Events such as the death of an elderly parent, which my siblings and I experienced this week, bring the original configuration of a family into sharper focus. We were eight children, a relatively large family even for its time. We were also the children of a minister who served various churches, none of them in communities where our grandparents, uncles, aunts, and cousins lived. It has always seemed to me that for all the disadvantages created both by the size of our family and its isolation from our relatives, there were advantages as well, including a strong enjoyment of one another — squabbles notwithstanding — and reliance upon each other for memories around the year’s special days, when families are the key unit of celebration.

It’s been a long time since the last child left home to form her own household, and even longer since the first left to form his.

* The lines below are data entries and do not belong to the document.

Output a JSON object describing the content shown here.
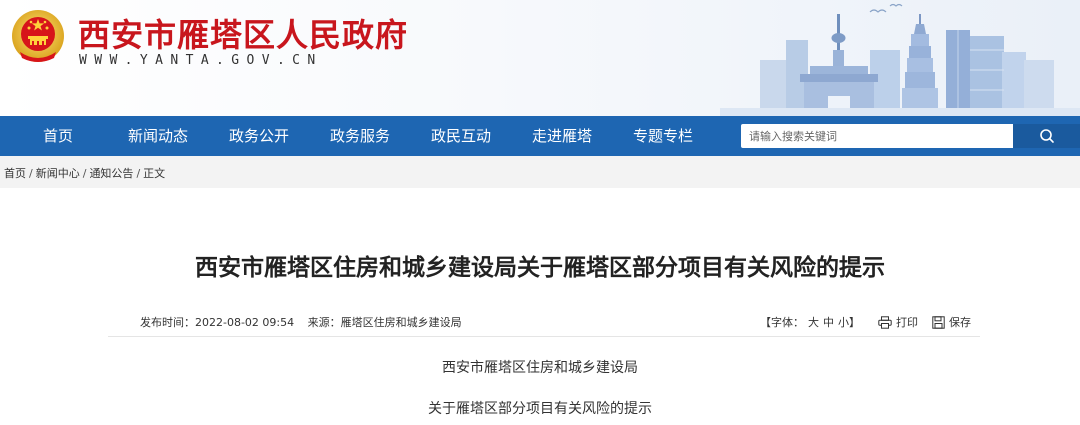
{
  "header": {
    "site_title": "西安市雁塔区人民政府",
    "site_domain": "WWW.YANTA.GOV.CN",
    "emblem_icon": "national-emblem-icon",
    "title_color": "#c8161d"
  },
  "nav": {
    "bg_color": "#1e66b2",
    "items": [
      {
        "label": "首页"
      },
      {
        "label": "新闻动态"
      },
      {
        "label": "政务公开"
      },
      {
        "label": "政务服务"
      },
      {
        "label": "政民互动"
      },
      {
        "label": "走进雁塔"
      },
      {
        "label": "专题专栏"
      }
    ],
    "search": {
      "placeholder": "请输入搜索关键词",
      "button_icon": "search-icon"
    }
  },
  "breadcrumb": {
    "items": [
      "首页",
      "新闻中心",
      "通知公告",
      "正文"
    ],
    "separator": "/"
  },
  "article": {
    "title": "西安市雁塔区住房和城乡建设局关于雁塔区部分项目有关风险的提示",
    "publish_label": "发布时间：",
    "publish_time": "2022-08-02 09:54",
    "source_label": "来源：",
    "source": "雁塔区住房和城乡建设局",
    "font_size_label": "【字体：",
    "font_sizes": [
      "大",
      "中",
      "小"
    ],
    "font_size_close": "】",
    "print_label": "打印",
    "save_label": "保存",
    "body_lines": [
      "西安市雁塔区住房和城乡建设局",
      "关于雁塔区部分项目有关风险的提示"
    ]
  }
}
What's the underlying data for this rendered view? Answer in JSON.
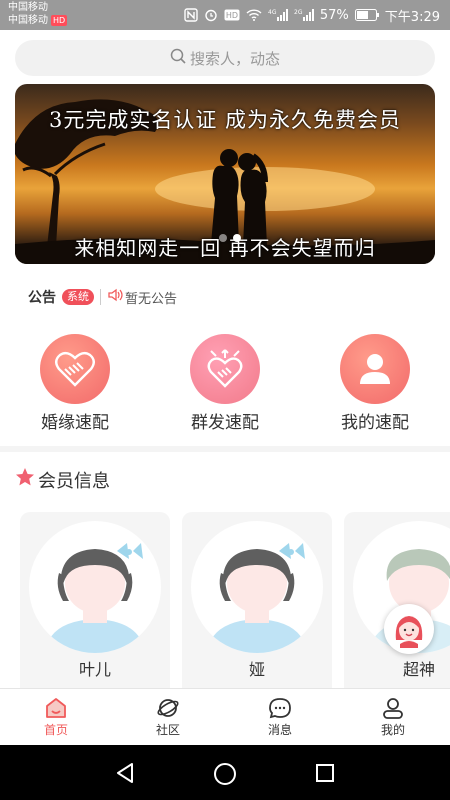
{
  "status_bar": {
    "carrier_1": "中国移动",
    "carrier_2": "中国移动",
    "hd_badge": "HD",
    "battery": "57%",
    "time": "下午3:29",
    "signal_1": "4G",
    "signal_2": "2G"
  },
  "search": {
    "placeholder": "搜索人，动态"
  },
  "banner": {
    "line1": "3元完成实名认证   成为永久免费会员",
    "line2": "来相知网走一回   再不会失望而归",
    "slide_count": 2,
    "active_slide": 1
  },
  "notice": {
    "title": "公告",
    "tag": "系统",
    "text": "暂无公告"
  },
  "quick_match": [
    {
      "label": "婚缘速配",
      "icon": "handshake-heart-icon",
      "color": "#f26a6a"
    },
    {
      "label": "群发速配",
      "icon": "group-send-heart-icon",
      "color": "#f27a8a"
    },
    {
      "label": "我的速配",
      "icon": "user-icon",
      "color": "#f26a6a"
    }
  ],
  "members": {
    "title": "会员信息",
    "items": [
      {
        "name": "叶儿"
      },
      {
        "name": "娅"
      },
      {
        "name": "超神"
      }
    ]
  },
  "tabbar": {
    "items": [
      {
        "label": "首页",
        "icon": "home-icon",
        "active": true
      },
      {
        "label": "社区",
        "icon": "planet-icon",
        "active": false
      },
      {
        "label": "消息",
        "icon": "chat-icon",
        "active": false
      },
      {
        "label": "我的",
        "icon": "profile-icon",
        "active": false
      }
    ]
  },
  "colors": {
    "accent": "#f05a5a",
    "status_bar": "#9a9a9a"
  }
}
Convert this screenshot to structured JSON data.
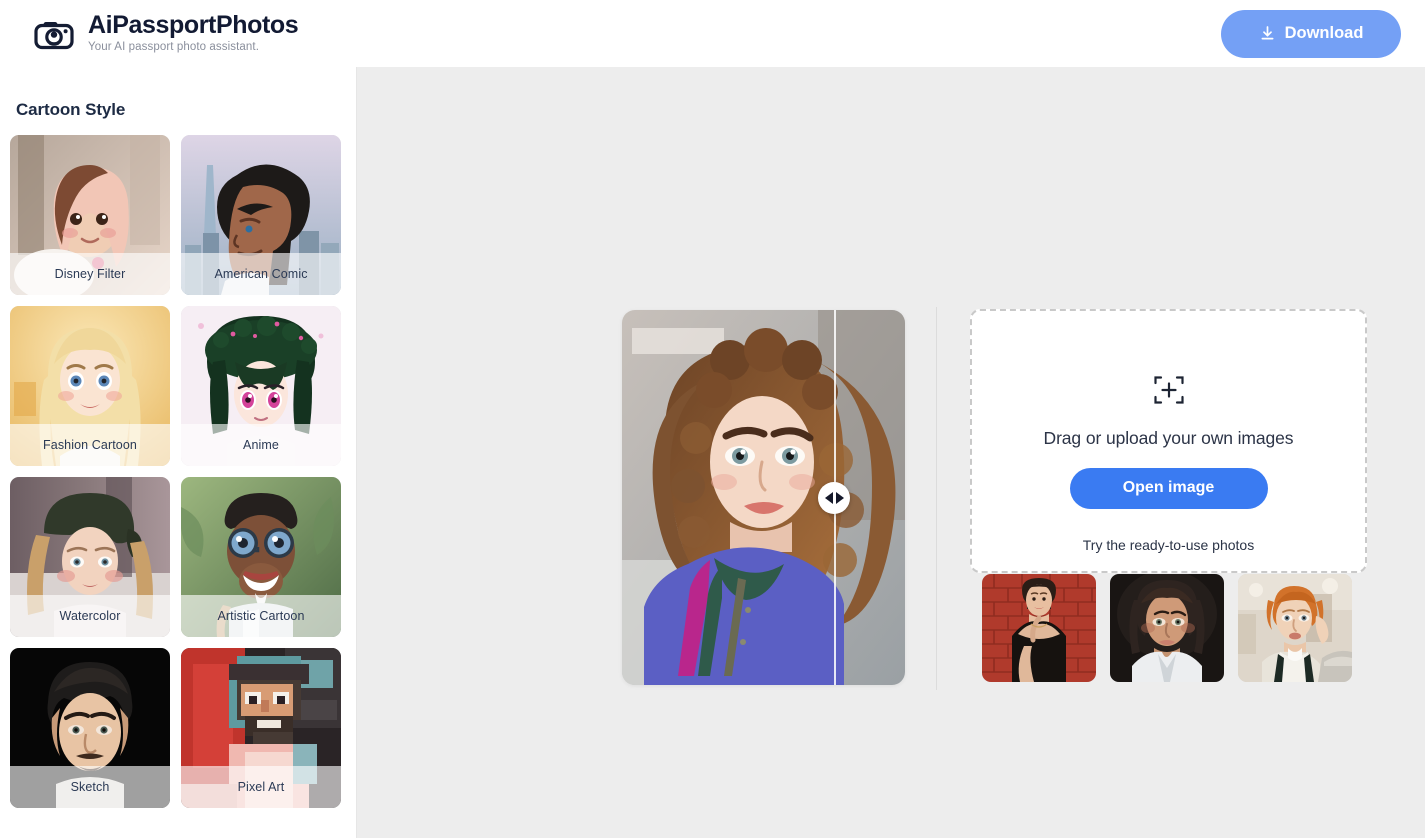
{
  "header": {
    "logo_icon": "camera-icon",
    "brand_title": "AiPassportPhotos",
    "brand_subtitle": "Your AI passport photo assistant.",
    "download_label": "Download",
    "download_icon": "download-icon",
    "download_color": "#74a0f5"
  },
  "sidebar": {
    "title": "Cartoon Style",
    "styles": [
      {
        "label": "Disney Filter"
      },
      {
        "label": "American Comic"
      },
      {
        "label": "Fashion Cartoon"
      },
      {
        "label": "Anime"
      },
      {
        "label": "Watercolor"
      },
      {
        "label": "Artistic Cartoon"
      },
      {
        "label": "Sketch"
      },
      {
        "label": "Pixel Art"
      }
    ]
  },
  "main": {
    "preview": {
      "name": "before-after-comparison",
      "split_percent": 75,
      "handle_icon": "left-right-arrows-icon"
    },
    "dropzone": {
      "icon": "add-image-icon",
      "text": "Drag or upload your own images",
      "button_label": "Open image",
      "button_color": "#3a7bf2"
    },
    "ready": {
      "title": "Try the ready-to-use photos",
      "thumbs": [
        {
          "name": "ready-photo-1"
        },
        {
          "name": "ready-photo-2"
        },
        {
          "name": "ready-photo-3"
        }
      ]
    }
  }
}
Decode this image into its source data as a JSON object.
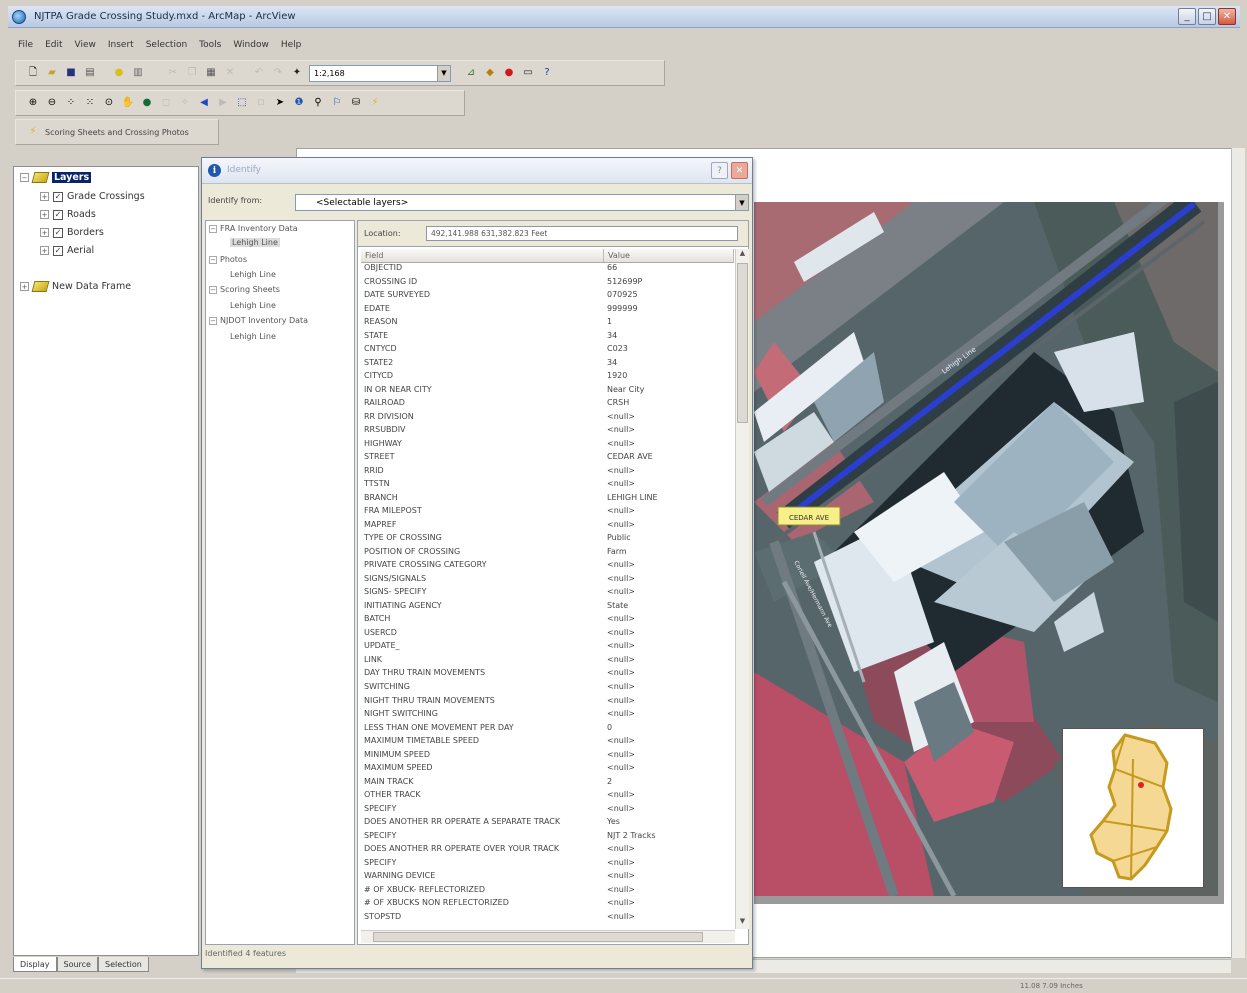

Over the decades we’ve become our own extended families, with five of the eight of us now grandparents. Shaped by divergent career paths, the people we married, and our scattering to reside in four Canadian provinces and one U.S. state, we’ve become much more diverse than we were in our family of origin. We’ve remained relatively close, certainly very cordial, but we’re together occasionally rather than frequently, and certainly much less than siblings who remain in the same place geographically. We have our own “space”; we have our own lives. 

The past week, though, in planning and participating in our father’s funeral, it was the “originals” who met via telephone conference call to make decisions about the arrangements. In the storytelling and slide-viewing that happened once we’d gathered here in Winnipeg, it was, inevitably, the original bunch of us that again came to the fore. Without intending to (and here our spouses are the best witness), we probably slipped back into earlier roles, banter, “insider” references. This deceased man was most particularly ours and, for a while, we went back to this knowledge with whatever joys and wariness it might entail, as children of the household he had formed. 

Truly, the sibling bond is an interesting one. It’s complex, but somehow simple too. Virginia Adams, in “The Sibling Bond: A Lifelong Love/Hate Dialectic,” an article I saved in my files from the June 1981 Psychology Today, says the link between brothers and sisters “is in some ways the most unusual of family relationships…the longest lasting…and the most egalitarian.” 

In the church
In the same file, I found a 2004 Sojourners article by S. Scott Bartchy called “Secret siblings.” Bartchy describes Jesus’ “radical new vision” of believers as family and goes on to say that popular English translations of Paul’s letters have in many cases mistranslated the Greek word for brothers and sisters by using non-family terms. This has diminished the impact of what is proposed as a way of being in the church.

Sibling relationships, as Adams reminds, are indeed unusual, long-lasting, and egalitarian. Implied in them is fairness, equality, the honor of the family, love and support in spite of diversity. When my church — the Mennonite Brethren — was debating women in ministry leadership, it seemed to me that the arguments against it sometimes inserted notions about marriage into the discussion, as if every woman in the congregation was the “wife” of every man. Yes, Paul also compares marriage and the church in Ephesians 5:22 ff, but the church entire is meant vis a vis Christ, with both the marriage relationship and the relationship between church and Christ illuminating the other. But to be siblings of Jesus in the church, well, that’s another perspective all together.

The past week has reminded me how formative, powerful, and life-giving the sibling bond is, and can continue to be. Freshly appreciative of its significance, I want to also probe its meaning for the church. Our identity there as “sisters and brothers” is familiar enough. But, I’m wondering, have we really grasped its many implications?